HOW TO TRANSPORT A DEAD DOG ON A NEW YORK SUBWAY


The second story in my tales from New York...
I hope you enjoy it.

My friend tells a cracking good story about her escapade on the subway.  She was house sitting, well dog-sitting actually, when one night she comes home to find the dog has up and died on her.  Terrified, she calls the owners but they don’t seem too distressed by their pet’s passing and ask her just to take the dog to their vet and they will sort it out when they get back. 

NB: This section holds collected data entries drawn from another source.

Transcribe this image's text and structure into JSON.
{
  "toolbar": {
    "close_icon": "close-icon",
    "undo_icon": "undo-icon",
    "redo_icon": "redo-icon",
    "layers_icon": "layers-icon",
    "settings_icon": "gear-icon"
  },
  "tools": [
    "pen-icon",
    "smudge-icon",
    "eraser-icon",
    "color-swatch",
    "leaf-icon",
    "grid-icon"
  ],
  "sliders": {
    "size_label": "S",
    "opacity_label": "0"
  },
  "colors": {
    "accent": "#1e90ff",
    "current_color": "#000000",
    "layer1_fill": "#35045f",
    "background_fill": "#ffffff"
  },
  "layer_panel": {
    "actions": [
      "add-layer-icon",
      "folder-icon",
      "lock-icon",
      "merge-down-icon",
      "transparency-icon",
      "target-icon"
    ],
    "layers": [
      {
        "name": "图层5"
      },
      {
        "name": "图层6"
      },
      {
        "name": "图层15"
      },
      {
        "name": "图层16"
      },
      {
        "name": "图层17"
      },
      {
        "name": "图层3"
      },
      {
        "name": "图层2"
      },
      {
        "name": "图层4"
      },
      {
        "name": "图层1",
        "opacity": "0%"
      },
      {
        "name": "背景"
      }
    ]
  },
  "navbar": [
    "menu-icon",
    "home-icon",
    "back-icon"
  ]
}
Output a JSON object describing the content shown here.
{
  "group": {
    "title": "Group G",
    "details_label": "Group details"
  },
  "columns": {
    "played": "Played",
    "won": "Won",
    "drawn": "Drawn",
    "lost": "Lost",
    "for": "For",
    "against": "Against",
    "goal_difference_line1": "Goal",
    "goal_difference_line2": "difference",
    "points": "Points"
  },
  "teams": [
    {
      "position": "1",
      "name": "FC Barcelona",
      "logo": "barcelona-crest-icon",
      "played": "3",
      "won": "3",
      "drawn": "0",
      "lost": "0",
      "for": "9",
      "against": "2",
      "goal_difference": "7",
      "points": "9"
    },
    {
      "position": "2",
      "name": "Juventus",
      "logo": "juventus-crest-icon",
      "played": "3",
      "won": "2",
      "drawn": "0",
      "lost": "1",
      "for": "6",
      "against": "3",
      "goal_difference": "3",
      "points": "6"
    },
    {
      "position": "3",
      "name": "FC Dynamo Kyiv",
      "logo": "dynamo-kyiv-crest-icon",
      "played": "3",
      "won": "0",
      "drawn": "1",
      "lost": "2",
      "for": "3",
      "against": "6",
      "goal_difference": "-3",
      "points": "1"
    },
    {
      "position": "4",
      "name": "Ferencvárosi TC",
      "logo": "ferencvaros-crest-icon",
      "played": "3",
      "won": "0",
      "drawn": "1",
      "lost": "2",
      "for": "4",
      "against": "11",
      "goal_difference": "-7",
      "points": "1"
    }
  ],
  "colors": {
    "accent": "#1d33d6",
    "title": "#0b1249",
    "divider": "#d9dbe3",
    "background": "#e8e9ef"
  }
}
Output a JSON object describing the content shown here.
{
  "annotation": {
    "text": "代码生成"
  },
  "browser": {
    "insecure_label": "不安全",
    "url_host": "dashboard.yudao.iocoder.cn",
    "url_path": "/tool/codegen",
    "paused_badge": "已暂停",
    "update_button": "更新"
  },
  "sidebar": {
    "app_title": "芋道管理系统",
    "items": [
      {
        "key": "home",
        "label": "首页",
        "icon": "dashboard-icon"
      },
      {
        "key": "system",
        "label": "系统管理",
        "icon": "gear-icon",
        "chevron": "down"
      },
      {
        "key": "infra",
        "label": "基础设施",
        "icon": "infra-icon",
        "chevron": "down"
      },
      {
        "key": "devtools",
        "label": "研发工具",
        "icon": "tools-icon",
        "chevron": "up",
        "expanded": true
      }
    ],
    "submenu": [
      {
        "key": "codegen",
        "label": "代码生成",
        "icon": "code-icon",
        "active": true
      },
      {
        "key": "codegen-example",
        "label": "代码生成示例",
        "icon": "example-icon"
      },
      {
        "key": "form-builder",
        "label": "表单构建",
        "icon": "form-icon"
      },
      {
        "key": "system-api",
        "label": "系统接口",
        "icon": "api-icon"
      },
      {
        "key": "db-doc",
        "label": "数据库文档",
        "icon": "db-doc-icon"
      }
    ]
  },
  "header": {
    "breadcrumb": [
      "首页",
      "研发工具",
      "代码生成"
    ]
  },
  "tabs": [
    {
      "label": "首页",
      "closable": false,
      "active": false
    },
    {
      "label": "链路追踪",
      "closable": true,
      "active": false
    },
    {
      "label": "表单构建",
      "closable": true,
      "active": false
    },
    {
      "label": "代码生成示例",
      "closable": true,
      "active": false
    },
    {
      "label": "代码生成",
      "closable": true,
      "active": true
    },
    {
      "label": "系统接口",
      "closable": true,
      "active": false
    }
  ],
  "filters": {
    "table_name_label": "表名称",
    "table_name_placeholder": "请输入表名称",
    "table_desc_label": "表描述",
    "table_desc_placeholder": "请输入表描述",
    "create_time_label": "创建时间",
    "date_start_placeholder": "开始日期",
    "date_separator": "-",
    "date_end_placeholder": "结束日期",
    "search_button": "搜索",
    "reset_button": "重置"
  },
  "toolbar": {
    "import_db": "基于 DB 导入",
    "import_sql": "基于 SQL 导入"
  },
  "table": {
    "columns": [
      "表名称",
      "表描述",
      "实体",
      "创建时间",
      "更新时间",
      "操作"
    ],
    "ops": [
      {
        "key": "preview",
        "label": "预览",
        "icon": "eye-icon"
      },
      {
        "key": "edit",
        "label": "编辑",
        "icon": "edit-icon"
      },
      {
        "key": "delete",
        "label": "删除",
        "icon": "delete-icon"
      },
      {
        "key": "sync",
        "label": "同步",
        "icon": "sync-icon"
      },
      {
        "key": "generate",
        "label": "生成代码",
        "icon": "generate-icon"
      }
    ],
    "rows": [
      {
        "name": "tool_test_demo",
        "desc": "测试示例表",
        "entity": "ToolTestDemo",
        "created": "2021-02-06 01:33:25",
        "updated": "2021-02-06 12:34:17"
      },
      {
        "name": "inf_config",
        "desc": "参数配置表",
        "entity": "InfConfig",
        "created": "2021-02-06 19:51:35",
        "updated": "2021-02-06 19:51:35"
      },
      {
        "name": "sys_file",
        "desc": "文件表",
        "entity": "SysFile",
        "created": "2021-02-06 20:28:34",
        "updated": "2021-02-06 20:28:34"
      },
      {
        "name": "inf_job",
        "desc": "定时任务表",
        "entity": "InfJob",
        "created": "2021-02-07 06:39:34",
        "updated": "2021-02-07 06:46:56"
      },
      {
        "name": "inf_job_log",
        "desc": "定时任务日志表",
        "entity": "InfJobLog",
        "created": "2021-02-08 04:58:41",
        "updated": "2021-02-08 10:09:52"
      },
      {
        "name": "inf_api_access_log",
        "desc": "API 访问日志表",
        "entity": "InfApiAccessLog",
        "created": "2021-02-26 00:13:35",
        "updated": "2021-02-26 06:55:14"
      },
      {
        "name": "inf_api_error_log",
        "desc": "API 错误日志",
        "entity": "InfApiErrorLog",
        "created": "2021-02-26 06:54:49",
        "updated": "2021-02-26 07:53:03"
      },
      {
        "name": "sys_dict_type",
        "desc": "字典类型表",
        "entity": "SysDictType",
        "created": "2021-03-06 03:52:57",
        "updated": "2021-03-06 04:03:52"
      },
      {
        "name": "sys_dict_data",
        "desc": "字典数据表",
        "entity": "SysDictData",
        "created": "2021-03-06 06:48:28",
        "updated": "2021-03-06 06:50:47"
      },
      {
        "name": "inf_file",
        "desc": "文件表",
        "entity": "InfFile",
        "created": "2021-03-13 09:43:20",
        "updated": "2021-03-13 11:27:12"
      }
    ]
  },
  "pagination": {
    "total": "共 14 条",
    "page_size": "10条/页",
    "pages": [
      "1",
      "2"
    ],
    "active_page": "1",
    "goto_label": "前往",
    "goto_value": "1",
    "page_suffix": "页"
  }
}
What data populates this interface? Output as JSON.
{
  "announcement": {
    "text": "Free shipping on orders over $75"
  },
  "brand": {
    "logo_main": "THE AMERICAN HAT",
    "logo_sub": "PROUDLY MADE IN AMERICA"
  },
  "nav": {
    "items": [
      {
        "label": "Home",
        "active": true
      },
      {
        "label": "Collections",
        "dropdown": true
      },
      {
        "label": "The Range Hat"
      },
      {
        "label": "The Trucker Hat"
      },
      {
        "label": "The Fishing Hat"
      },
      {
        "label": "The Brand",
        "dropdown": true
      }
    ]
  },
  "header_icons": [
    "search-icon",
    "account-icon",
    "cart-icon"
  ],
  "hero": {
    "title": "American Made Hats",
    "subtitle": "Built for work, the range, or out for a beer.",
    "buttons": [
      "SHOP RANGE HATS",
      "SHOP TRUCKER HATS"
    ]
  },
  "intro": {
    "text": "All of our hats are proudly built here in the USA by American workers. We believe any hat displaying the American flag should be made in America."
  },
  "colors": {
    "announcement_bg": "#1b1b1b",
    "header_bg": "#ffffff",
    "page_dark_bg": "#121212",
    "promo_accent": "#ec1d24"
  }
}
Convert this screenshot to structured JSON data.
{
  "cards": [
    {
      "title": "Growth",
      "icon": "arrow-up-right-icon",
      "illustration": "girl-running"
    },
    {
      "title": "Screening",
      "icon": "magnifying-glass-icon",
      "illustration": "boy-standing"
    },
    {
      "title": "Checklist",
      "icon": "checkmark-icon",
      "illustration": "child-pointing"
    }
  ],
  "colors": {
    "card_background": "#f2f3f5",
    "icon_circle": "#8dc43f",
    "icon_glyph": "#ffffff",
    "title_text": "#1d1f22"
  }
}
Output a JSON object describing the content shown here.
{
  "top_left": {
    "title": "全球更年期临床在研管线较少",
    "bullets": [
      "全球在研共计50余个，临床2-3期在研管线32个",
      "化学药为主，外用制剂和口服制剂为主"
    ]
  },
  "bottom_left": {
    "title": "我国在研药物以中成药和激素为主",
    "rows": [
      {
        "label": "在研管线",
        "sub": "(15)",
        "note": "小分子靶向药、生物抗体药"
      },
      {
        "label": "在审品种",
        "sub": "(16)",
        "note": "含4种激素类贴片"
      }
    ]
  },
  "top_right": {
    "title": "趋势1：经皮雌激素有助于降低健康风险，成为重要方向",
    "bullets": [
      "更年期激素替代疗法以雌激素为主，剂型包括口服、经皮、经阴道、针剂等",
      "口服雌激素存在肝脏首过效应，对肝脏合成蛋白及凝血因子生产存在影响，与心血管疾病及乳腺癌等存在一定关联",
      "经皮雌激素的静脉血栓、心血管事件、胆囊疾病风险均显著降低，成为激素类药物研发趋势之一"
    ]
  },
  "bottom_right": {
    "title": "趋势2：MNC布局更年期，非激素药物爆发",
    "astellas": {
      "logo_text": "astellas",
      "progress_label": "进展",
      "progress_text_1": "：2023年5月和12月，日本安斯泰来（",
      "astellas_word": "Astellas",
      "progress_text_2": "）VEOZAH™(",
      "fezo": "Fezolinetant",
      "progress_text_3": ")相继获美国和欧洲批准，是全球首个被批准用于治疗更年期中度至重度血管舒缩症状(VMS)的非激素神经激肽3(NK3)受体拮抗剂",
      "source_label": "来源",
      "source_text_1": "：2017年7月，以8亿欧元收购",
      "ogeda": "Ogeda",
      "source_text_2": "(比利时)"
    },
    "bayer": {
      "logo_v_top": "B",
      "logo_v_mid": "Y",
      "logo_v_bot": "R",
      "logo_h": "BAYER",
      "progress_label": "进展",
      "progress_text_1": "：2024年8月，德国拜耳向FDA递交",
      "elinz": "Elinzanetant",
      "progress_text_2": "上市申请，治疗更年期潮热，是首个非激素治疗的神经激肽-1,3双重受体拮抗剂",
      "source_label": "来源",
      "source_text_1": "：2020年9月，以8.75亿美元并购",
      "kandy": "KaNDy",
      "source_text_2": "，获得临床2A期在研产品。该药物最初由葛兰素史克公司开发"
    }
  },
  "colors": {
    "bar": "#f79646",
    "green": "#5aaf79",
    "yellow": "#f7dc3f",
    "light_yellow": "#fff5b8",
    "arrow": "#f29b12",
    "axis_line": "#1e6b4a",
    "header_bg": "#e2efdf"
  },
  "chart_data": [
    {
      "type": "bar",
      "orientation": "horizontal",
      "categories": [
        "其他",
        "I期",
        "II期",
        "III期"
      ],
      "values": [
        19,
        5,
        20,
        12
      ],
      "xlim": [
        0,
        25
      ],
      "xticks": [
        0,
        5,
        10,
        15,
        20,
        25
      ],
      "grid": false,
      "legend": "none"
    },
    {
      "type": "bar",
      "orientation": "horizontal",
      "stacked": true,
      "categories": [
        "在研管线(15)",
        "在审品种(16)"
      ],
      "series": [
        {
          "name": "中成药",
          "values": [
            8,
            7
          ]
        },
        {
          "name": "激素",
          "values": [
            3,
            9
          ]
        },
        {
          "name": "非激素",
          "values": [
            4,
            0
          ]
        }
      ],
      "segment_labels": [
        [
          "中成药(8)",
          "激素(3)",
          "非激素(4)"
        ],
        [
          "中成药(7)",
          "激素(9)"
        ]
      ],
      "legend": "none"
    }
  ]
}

How am I going to transport a dead dog around the streets of New York the girl wonders the next morning, staring at the deceased canine lying in rigor mortis on the living room floor.  Sensibly (she thinks) she chooses a suitcase and stuffs the stiffened dog inside, pushing his paws into the corners and curling his tail around the special compartment for socks and ties.  It’s a pretty tight fit and she only just manages to close the lid, so she grabs the dog leash, (figuring the owners won’t need it anymore) and ties it around the case for extra support.  There is no elevator to the top floor apartment of this brownstone in Greenwich Village, so she has no choice but to lug the suitcase full of demised dog down the stairs and out into the snowy streets of NY.  Now, the vet is located in midtown and one would assume the ideal mode of transport for courier of a dead dog would be a taxi.  But she’s an actor, therefore she’s poor and doesn’t have the money for a taxi, so she embraces the chariot for the common man, that mighty workhorse…the great New York subway.  She drags the case along the snow-slicked street and kuh-thunk ku-thunk ku-thunk’s her hefty load down two flights of stairs to the subway platform.  So far so good she thinks, waiting for the uptown train.  It arrives and she joins the commuters, her suitcase blending inconspicuously with their double bass cases, shopping carts, un-assembled K-Mart furniture, plants, bikes and assorted paraphernalia other Americans would transport in their car.  She alights at her stop, dragging the doggie bag out just in time to escape the closing doors, then looks up the three flights of stairs, daunted at the prospect of getting her corpse to the top.  The last thing she needed was for the case to bust its seams and spill perished pooch all over the stairs.
“Excuse me ma’am do you need a hand?” asks a young man.
“Oh that would be awesome,” she says gratefully, “thank you so much.  This bag is really heavy.”
“It looks it,” says the Good Samaritan, picking up one end of the case, “what’s in there?”
“Ah…computer supplies,” lies my friend, hoping he doesn’t get too close and catch the faint whiff of expired canine.
“Oh right, like parts of computers?” asks the guy as they reach the first landing.
“Yeah,” agrees the girl, going along with his assumption.  “I’m moving and this seemed like the best way to transport my computer.  Pull it all apart and pack it in a suitcase.” She cringes at her tale, but the guy seems to believe her and they make it to the second landing.  “Nearly there,” she says, “thanks so much for helping me.” 
“No problem,” says the guy, “I’m just glad I was around when you needed me.” 
And then he punches her in the face, prompting her to drop the bag and grab her bleeding nose.  Before she has a chance to recover, the guy grabs the case, sprints up the final flight of stairs and out into the streets of NY never to be seen again. 
Gone. 
And not with a case of dismantled computer pieces like he supposes, but rather of a day-old deceased Fido on its way to the doggie morgue.